Importantly, the robust economic growth in recent years has not yet given rise to significant inflationary pressures. In the first four months of 2019, average annual inflation of just 1.1 per cent was recorded.

On wage developments, while average annual earnings grew by over 3 per cent in 2018, this came on the back of a near decade of low or negative growth in earnings. The rise in household incomes is a welcome development, however it needs to be monitored closely to avoid a significant acceleration in wages, which may undermine Ireland’s relative competitiveness to other European countries.

Over the medium term, the domestic economy is expected to act as the primary driver of growth. In this context, we must remain cognisant of the potential upward pressure this will place on both prices and wages, that could give rise to a loss of competitiveness.

Indeed, as we approach full employment, the economy is in an unusual position, with possible domestic overheating and capacity constraints on one hand and a slowdown in key export markets on the other. Brexit also represents a significant risk and is part of a wider environment of global uncertainty. In order to mitigate against these risks, it is important that the economy is in a strong position to retain competitiveness and resistant to external shocks. Taking this into account, the National Development Plan (NDP) includes a more than doubling of capital investment from €4.2 to €8.6 billion between 2016 and 2021. This increase reflects the Government’s commitment to addressing bottlenecks which could hinder the economy going forward.

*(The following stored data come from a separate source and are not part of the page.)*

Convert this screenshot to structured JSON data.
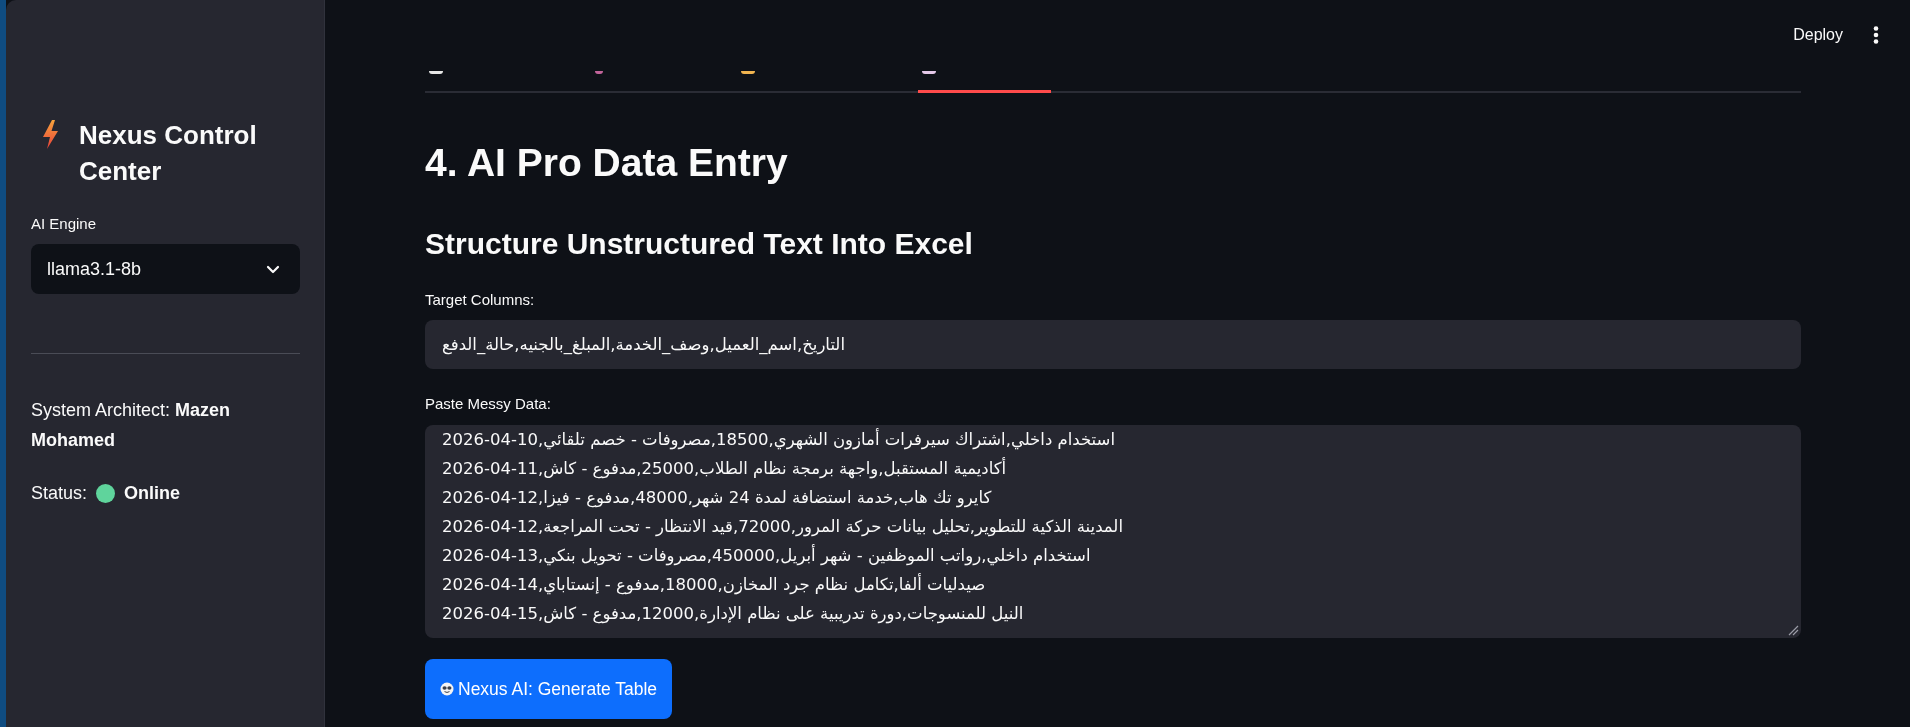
{
  "sidebar": {
    "title": "Nexus Control Center",
    "engine_select": {
      "label": "AI Engine",
      "value": "llama3.1-8b"
    },
    "architect": "System Architect: **Mazen Mohamed**",
    "status": {
      "label": "Status:",
      "value": "Online",
      "online": true
    }
  },
  "header": {
    "deploy": "Deploy"
  },
  "tabs": [
    {
      "selected": false
    },
    {
      "selected": false
    },
    {
      "selected": false
    },
    {
      "selected": true
    }
  ],
  "page": {
    "title": "4. AI Pro Data Entry",
    "subtitle": "Structure Unstructured Text Into Excel",
    "target_columns": {
      "label": "Target Columns:",
      "value": "التاريخ,اسم_العميل,وصف_الخدمة,المبلغ_بالجنيه,حالة_الدفع"
    },
    "messy_data": {
      "label": "Paste Messy Data:",
      "lines": [
        "2026-04-10,استخدام داخلي,اشتراك سيرفرات أمازون الشهري,18500,مصروفات - خصم تلقائي",
        "2026-04-11,أكاديمية المستقبل,واجهة برمجة نظام الطلاب,25000,مدفوع - كاش",
        "2026-04-12,كايرو تك هاب,خدمة استضافة لمدة 24 شهر,48000,مدفوع - فيزا",
        "2026-04-12,المدينة الذكية للتطوير,تحليل بيانات حركة المرور,72000,قيد الانتظار - تحت المراجعة",
        "2026-04-13,استخدام داخلي,رواتب الموظفين - شهر أبريل,450000,مصروفات - تحويل بنكي",
        "2026-04-14,صيدليات ألفا,تكامل نظام جرد المخازن,18000,مدفوع - إنستاباي",
        "2026-04-15,النيل للمنسوجات,دورة تدريبية على نظام الإدارة,12000,مدفوع - كاش"
      ]
    },
    "generate_button": "Nexus AI: Generate Table"
  }
}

These risks mentioned above highlight the need for a cautious approach to expenditure policy, which is sustainable now and into the future. In contrast to the increases in expenditure seen in the years leading up to the crisis, recent expenditure increases have been based on sustainable growth underpinned by predictable revenue sources. It is crucial that this approach is maintained in the medium term in order to mitigate against emerging risks in the domestic and global economy. As such, the expenditure ceilings set out in the forthcoming SES will be based on the expenditure strategy set out in the SPU, published by the Department of Finance.

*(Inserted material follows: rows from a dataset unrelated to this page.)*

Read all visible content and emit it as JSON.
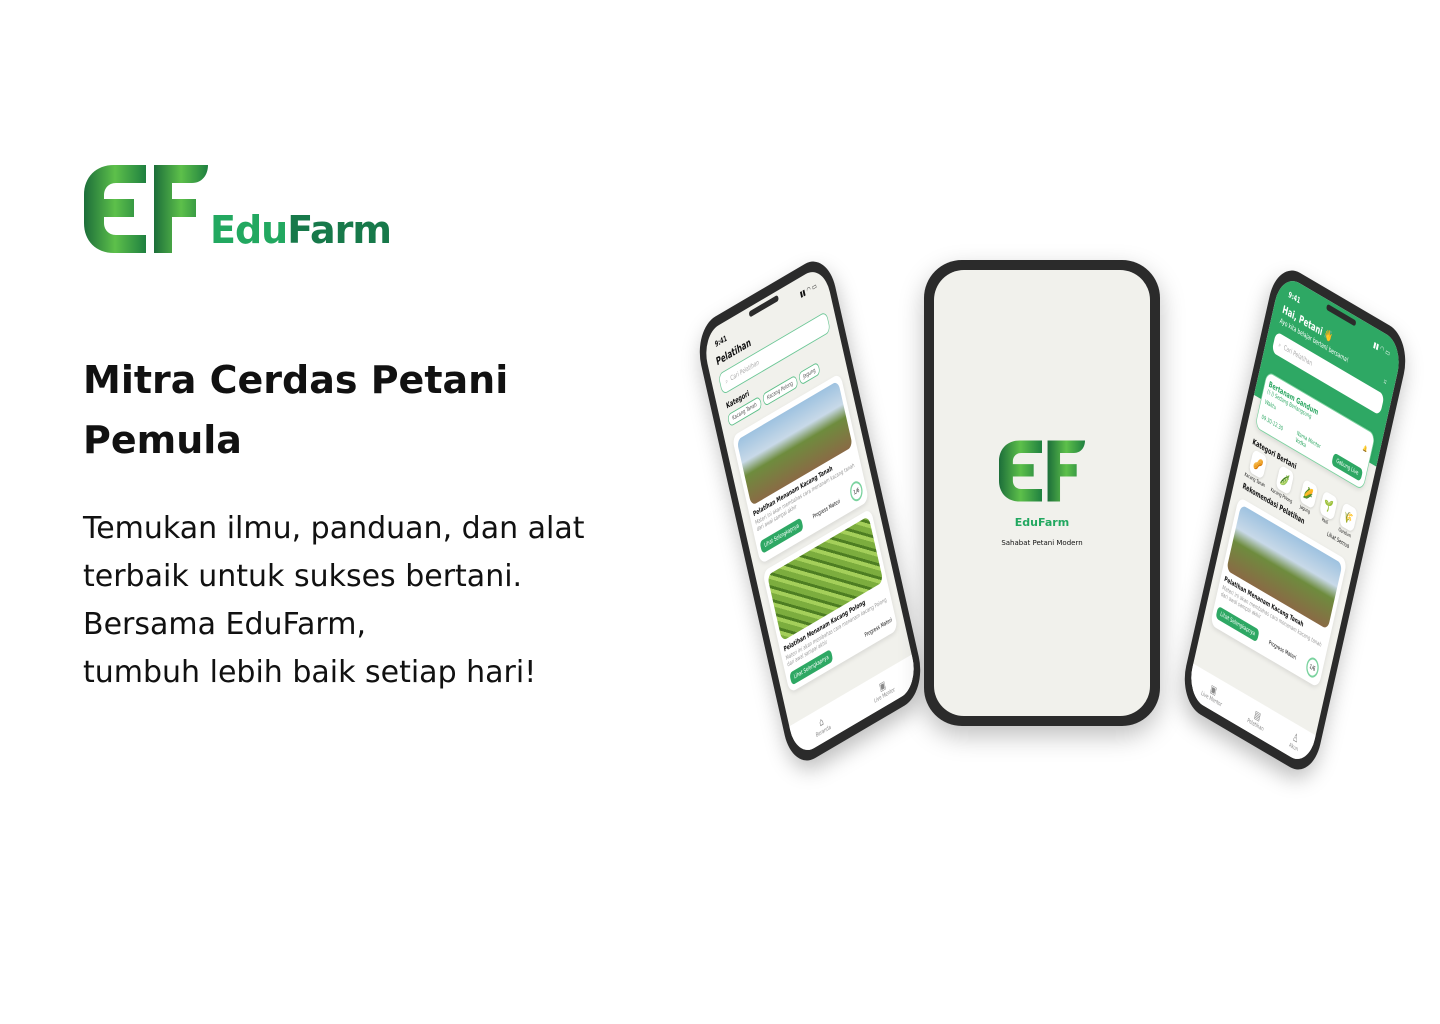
{
  "brand": {
    "name_a": "Edu",
    "name_b": "Farm",
    "logo_text": "EF"
  },
  "headline": "Mitra Cerdas Petani Pemula",
  "body": [
    "Temukan ilmu, panduan, dan alat",
    "terbaik untuk sukses bertani.",
    "Bersama EduFarm,",
    "tumbuh lebih baik setiap hari!"
  ],
  "left_phone": {
    "time": "9:41",
    "title": "Pelatihan",
    "search_placeholder": "Cari Pelatihan",
    "category_label": "Kategori",
    "chips": [
      "Kacang Tanah",
      "Kacang Polong",
      "Jagung"
    ],
    "cards": [
      {
        "title": "Pelatihan Menanam Kacang Tanah",
        "desc": "Materi ini akan membahas cara menanam kacang tanah dari awal sampai akhir",
        "button": "Lihat Selengkapnya",
        "progress_label": "Progress Materi",
        "progress": "1/6"
      },
      {
        "title": "Pelatihan Menanam Kacang Polong",
        "desc": "Materi ini akan membahas cara menanam kacang Polong dari awal sampai akhir",
        "button": "Lihat Selengkapnya",
        "progress_label": "Progress Materi"
      }
    ],
    "nav": [
      "Beranda",
      "Live Mentor"
    ]
  },
  "center_phone": {
    "app_name": "EduFarm",
    "tagline": "Sahabat Petani Modern"
  },
  "right_phone": {
    "time": "9:41",
    "greeting": "Hai, Petani 👋",
    "subtitle": "Ayo kita belajar bertani bersama!",
    "search_placeholder": "Cari Pelatihan",
    "live": {
      "title": "Bertanam Gandum",
      "status": "((·)) Sedang Berlangsung",
      "time_label": "Waktu",
      "time": "09.30-12.30",
      "mentor_label": "Nama Mentor",
      "mentor": "Vodka",
      "button": "Gabung Live"
    },
    "category_label": "Kategori Bertani",
    "categories": [
      "Kacang Tanah",
      "Kacang Polong",
      "Jagung",
      "Padi",
      "Gandum"
    ],
    "rec_label": "Rekomendasi Pelatihan",
    "see_all": "Lihat Semua",
    "card": {
      "title": "Pelatihan Menanam Kacang Tanah",
      "desc": "Materi ini akan membahas cara menanam kacang tanah dari awal sampai akhir",
      "button": "Lihat Selengkapnya",
      "progress_label": "Progress Materi",
      "progress": "1/6"
    },
    "nav": [
      "Live Mentor",
      "Pelatihan",
      "Akun"
    ]
  },
  "colors": {
    "primary": "#2ea864",
    "dark": "#17794a",
    "bg": "#f1f1ec"
  }
}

Ireland still has a significant level of public debt following the global financial crisis. While debt-to-GDP ratio has been declining over recent years, this is primarily due to the increase in GDP, rather than a reduction in the debt itself, which remains at over €200 million. At the end of 2018, our debt ratio as a percentage of GDP was 64.8 per cent. Maintaining sustainable expenditure policy is an important element of ensuring that our economy is performing well and that our debt-to-GDP and debt-to-GNI* ratios continue to decline. This includes ensuring that we are delivering public services in the most efficient and effective way possible. To this end, a number of reforms have been put in place in recent years, including the Performance Budgeting Initiative, the Equality Budgeting Initiative, the National Economic Dialogue and the Spending Review.